God. He is still waiting.  He wants to be in right relationship with us.  He wants to give us new life.  While many people ask, “This good God, where is He?  So much brokenness?  Why does He allow it?” -- I understand that man’s decision to flee from God causes our brokenness, just as it did in the beginning when Adam sinned.  Our decision not to act in accordance to His will causes the pain and the corruption and the ugliness around us.  Our will, our thoughts, our actions.  And we deserve the worst punishment.  BUT GOD. In spite of what we deserve, He loves us. In spite of our decision to flee from Him, He provides a solution.  In 2 Peter 3:9, we are reminded that God is not slow but instead patient with us.  He is waiting for all of His family to come to know Him.

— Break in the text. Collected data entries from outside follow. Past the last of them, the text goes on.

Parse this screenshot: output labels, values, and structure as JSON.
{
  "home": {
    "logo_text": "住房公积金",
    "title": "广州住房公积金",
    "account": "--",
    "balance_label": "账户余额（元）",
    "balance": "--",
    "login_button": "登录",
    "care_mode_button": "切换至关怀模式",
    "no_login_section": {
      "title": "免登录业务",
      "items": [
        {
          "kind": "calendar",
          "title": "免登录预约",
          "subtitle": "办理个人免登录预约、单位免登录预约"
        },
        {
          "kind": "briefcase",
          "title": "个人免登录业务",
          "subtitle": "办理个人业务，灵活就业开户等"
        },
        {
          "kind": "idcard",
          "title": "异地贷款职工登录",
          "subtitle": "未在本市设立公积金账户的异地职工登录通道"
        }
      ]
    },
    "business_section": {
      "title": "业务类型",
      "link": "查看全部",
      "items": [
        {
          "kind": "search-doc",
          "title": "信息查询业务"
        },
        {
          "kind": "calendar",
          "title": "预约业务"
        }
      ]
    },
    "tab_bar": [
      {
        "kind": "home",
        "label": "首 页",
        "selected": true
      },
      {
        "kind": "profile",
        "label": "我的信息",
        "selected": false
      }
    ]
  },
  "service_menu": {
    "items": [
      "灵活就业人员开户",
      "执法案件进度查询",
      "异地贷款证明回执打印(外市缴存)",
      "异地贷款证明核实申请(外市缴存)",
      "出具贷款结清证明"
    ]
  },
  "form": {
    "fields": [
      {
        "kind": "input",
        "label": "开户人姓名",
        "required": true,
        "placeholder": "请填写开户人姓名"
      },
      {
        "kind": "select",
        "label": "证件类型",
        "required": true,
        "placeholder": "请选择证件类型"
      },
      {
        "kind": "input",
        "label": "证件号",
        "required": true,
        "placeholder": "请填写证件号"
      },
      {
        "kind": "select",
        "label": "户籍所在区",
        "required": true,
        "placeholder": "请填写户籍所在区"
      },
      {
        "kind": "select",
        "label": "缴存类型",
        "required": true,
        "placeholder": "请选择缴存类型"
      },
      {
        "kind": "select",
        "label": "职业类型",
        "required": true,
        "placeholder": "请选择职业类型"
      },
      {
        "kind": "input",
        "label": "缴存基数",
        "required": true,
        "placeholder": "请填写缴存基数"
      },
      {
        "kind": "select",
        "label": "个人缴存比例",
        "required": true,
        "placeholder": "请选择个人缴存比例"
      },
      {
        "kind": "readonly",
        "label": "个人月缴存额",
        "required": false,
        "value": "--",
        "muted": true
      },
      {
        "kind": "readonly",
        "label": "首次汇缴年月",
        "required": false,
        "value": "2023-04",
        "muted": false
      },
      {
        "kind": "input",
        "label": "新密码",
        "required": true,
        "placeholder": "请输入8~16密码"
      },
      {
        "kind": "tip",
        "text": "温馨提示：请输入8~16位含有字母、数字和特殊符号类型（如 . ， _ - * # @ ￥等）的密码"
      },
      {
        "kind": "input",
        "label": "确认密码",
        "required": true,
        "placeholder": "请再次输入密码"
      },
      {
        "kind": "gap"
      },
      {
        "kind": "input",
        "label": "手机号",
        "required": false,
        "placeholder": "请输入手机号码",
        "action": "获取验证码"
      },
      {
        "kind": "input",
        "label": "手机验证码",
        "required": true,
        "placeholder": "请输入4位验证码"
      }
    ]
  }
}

So to those know Him, for those of you who have faith and who believe and have turned away from the world, are you answering God’s call for you as a believer?  Are you helping others know that they don’t have to live in their brokenness, but that God redeems?  

Who are those people of peace around you?  They are there. Who one day will be in God’s family? We don’t know, but God does. Our responsibility if we are Christians is to be obedient as we go, share, and make disciples (Matthew 28:18-20).  God is already working.  What a privilege it is to get to be a part of that awesome work!
Please pray that I would be steadfast in prayer, being watchful and thankful.  Pray that God would open doors for me, Makarios, and believers in our community, to declare the mystery of Christ whenever given the opportunity.  Pray that we would be clear about God’s good news.  Please pray that I would walk in wisdom around those who do not yet believe, making the best of my time, and that my speech would always be gracious and seasoned with salt so that I would know how to always answer each person (Colossians 4:2-6).


Please also pray for:
The four girls in my Bible Study and the other leader, Nicole.  May we be loving, clear, and use wisdom in teaching God’s Word to them.  May God protect them from the temptations of this world and may they come to know Jesus as their Savior and King.

Makarios, as an organization,  as we go through changes in leadership.  May God give wisdom, patience and grace both to the leaders and to the staff.  May our eyes always be fixed on Him.
          This season in ministry.  It's full!  May I lean on Him for energy and not work out of my own                              strength.